Assuming you don't need to pass around binary libraries, take a look at shared projects-- added in Visual Studio 2013 and Xamarin Studio 5, IIRC. Unlike PCL projects, they compile in the context of the projects that reference them, so you have full access to the libraries that are common between each platform, and (if your coding style allows it) full access to platform-dependent APIs as long as they're protected by the appropriate #if __IOS__/#if __WIN32__/etc.

Keeping common code in shared projects is like night and day compared to the mess that is keeping common code in a PCL and having to deal with common APIs that aren't present (or worse, are incomplete) in your chosen PCL subset. They really clean things up a lot, even if you're treating them like they're a PCL and avoiding any platform-dependent code.


Ooh. I didn't know about this. I'm using VS2012, because I don't want to shell out again for VS2013 but want ReSharper - I'll have to look at this...thank you!


There is still a degree of that, depending on how you structure the application, and how much of it is reliant on your UI layer vs backend business logic.

Xamarin.Forms is their solution - common UI components wrapped in a generic layer.

They have a nice way to blend Xamarin.Forms, native UI controls and library projects that is getting much better, but still a bit of a pain.

They true value in my eye is that I only have to be proficient in one language, and they have very good documentation.
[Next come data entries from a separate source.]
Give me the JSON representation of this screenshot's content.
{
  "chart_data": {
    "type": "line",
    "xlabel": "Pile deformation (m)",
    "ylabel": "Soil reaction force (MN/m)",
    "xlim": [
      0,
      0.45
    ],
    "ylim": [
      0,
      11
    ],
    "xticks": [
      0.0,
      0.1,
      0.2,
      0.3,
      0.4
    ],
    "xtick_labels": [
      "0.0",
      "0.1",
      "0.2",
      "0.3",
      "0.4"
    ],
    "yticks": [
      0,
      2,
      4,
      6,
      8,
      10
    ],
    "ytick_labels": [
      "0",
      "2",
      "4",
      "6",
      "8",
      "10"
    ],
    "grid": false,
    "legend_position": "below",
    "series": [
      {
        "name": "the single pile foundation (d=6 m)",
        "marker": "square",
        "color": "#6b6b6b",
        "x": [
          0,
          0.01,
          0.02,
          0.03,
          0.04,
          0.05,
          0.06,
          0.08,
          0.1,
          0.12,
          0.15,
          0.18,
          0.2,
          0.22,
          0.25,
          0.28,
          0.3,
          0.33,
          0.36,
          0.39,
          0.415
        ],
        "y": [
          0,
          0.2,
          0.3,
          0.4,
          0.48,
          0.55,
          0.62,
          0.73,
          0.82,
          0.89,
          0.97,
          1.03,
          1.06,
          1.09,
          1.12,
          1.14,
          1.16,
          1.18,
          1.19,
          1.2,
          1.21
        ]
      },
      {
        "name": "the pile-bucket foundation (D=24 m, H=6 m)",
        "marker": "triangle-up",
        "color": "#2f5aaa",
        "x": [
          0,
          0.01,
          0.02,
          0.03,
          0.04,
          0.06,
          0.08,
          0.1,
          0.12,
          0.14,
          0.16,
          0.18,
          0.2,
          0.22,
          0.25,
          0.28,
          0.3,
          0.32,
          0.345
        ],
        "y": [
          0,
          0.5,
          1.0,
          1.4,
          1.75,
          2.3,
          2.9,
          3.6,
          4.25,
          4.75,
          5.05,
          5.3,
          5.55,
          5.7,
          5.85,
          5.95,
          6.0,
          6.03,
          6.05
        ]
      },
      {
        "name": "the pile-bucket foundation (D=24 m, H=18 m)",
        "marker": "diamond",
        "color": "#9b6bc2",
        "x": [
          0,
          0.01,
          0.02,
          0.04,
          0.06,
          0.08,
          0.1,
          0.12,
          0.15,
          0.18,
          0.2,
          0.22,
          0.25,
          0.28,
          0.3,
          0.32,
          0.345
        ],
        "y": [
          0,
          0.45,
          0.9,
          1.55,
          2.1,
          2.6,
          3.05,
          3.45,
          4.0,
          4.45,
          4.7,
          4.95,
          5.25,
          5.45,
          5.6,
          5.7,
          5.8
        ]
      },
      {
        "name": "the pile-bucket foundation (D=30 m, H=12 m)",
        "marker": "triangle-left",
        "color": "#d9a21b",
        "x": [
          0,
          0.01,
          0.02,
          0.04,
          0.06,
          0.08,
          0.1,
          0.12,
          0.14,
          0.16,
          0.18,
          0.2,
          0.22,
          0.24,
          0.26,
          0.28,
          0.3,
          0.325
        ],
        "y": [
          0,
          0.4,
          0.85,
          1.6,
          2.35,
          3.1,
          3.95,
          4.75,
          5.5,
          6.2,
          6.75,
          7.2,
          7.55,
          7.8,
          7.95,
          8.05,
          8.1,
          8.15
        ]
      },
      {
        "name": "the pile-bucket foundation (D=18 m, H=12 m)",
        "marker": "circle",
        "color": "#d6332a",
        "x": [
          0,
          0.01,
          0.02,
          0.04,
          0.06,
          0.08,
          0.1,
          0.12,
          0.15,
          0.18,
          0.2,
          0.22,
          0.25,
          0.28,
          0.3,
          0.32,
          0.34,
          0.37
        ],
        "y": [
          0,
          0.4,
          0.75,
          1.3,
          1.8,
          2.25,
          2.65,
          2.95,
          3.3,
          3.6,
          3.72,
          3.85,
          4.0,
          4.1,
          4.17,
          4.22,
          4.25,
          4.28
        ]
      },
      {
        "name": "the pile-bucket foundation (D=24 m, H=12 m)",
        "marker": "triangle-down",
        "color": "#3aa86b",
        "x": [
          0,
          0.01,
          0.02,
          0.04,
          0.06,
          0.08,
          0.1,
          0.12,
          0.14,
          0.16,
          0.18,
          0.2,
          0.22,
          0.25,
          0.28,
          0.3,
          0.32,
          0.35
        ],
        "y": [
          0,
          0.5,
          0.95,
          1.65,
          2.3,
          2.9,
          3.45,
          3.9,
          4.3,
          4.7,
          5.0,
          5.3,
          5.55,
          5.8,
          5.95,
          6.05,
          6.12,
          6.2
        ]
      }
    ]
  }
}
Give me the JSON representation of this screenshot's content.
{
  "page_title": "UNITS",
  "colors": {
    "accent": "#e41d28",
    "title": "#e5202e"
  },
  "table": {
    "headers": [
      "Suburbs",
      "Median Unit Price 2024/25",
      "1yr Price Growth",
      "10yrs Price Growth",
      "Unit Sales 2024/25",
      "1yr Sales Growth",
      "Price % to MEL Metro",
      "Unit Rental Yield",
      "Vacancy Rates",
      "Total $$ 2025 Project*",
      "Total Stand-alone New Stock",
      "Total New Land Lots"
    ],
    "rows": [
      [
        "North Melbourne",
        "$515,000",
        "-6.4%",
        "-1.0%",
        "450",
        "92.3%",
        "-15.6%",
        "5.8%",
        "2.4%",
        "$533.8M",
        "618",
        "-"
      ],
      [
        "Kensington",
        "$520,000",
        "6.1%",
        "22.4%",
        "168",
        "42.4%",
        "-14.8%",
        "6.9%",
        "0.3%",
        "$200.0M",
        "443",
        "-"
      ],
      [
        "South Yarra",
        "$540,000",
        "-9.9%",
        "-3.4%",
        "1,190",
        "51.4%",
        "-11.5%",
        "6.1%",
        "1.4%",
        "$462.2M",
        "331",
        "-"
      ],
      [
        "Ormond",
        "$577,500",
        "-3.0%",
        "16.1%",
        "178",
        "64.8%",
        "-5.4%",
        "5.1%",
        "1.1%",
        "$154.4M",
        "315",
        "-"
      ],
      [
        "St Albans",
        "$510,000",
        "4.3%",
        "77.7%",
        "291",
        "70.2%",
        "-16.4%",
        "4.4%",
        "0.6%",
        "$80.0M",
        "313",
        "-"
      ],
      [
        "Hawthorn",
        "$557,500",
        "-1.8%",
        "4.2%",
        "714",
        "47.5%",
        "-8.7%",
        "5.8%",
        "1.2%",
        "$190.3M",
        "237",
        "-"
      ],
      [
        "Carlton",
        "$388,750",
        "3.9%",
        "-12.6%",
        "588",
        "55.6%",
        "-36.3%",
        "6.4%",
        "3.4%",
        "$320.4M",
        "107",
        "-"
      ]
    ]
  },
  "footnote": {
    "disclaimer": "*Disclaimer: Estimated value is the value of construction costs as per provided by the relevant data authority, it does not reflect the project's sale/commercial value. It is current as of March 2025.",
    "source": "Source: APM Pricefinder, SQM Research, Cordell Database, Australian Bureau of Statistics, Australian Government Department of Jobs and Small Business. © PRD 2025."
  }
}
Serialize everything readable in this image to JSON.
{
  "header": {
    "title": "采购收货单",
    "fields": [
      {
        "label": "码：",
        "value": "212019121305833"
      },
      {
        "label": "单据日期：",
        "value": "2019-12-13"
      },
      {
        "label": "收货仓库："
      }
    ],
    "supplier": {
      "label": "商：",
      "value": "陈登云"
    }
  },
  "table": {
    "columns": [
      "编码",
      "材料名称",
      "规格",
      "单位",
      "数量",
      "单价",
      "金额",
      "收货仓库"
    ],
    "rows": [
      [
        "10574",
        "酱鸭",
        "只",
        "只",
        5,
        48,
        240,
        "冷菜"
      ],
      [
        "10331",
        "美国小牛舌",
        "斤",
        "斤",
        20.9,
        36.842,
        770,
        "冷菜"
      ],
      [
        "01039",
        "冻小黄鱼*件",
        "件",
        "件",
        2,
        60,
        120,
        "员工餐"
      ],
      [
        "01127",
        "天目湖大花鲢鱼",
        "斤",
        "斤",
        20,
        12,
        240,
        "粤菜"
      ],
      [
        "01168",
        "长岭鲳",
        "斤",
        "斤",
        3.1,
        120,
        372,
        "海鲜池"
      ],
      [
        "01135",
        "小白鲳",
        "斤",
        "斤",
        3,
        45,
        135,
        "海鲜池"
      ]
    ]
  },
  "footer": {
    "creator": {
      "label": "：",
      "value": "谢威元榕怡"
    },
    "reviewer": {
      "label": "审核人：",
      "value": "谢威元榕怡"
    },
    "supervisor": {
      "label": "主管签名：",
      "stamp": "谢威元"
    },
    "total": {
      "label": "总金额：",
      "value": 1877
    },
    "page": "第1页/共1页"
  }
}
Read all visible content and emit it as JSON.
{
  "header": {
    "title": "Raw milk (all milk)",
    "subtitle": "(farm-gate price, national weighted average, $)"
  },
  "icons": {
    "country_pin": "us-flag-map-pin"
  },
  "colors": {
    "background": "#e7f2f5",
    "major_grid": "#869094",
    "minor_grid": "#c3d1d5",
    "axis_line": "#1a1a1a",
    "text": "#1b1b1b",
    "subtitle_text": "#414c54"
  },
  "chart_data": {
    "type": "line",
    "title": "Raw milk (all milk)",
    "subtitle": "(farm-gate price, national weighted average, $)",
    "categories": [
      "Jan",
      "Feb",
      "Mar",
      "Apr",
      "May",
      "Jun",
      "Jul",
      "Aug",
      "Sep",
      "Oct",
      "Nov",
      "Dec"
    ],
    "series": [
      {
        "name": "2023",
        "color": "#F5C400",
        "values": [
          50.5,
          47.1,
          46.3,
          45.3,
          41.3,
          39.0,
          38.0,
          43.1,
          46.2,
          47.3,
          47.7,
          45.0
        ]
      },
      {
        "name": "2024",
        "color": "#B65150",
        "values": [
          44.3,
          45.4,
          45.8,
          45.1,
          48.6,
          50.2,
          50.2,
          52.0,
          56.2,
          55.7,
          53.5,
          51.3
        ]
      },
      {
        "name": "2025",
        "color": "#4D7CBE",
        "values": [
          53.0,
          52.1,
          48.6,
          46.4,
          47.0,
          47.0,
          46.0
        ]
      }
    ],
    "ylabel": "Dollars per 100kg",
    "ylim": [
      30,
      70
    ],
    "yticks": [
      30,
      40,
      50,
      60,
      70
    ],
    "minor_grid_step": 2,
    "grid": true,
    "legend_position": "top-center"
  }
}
I still need to have a firm understanding of the API's for both Android, iOS, and WinPhone if I want to make a non-Xamarin.Forms application, but at least I'm not mentally shifting between 3 languages.


Picking up languages really isn't that te key, it's always been the library that's hard, so I can't say I can see the value if it's just that.


I suppose the value is that you don't have to rewrite your application logic multiple times. That takes time even if you're fluent in all languages. It is also a duplicatio which increases the risk of later bugs due to not doing all changes in all copies.


Exactly - and as a after work only developer, the less I have to do over, the less I have to consult the docs, the more comfortable I am with a single tool, the more productive I become.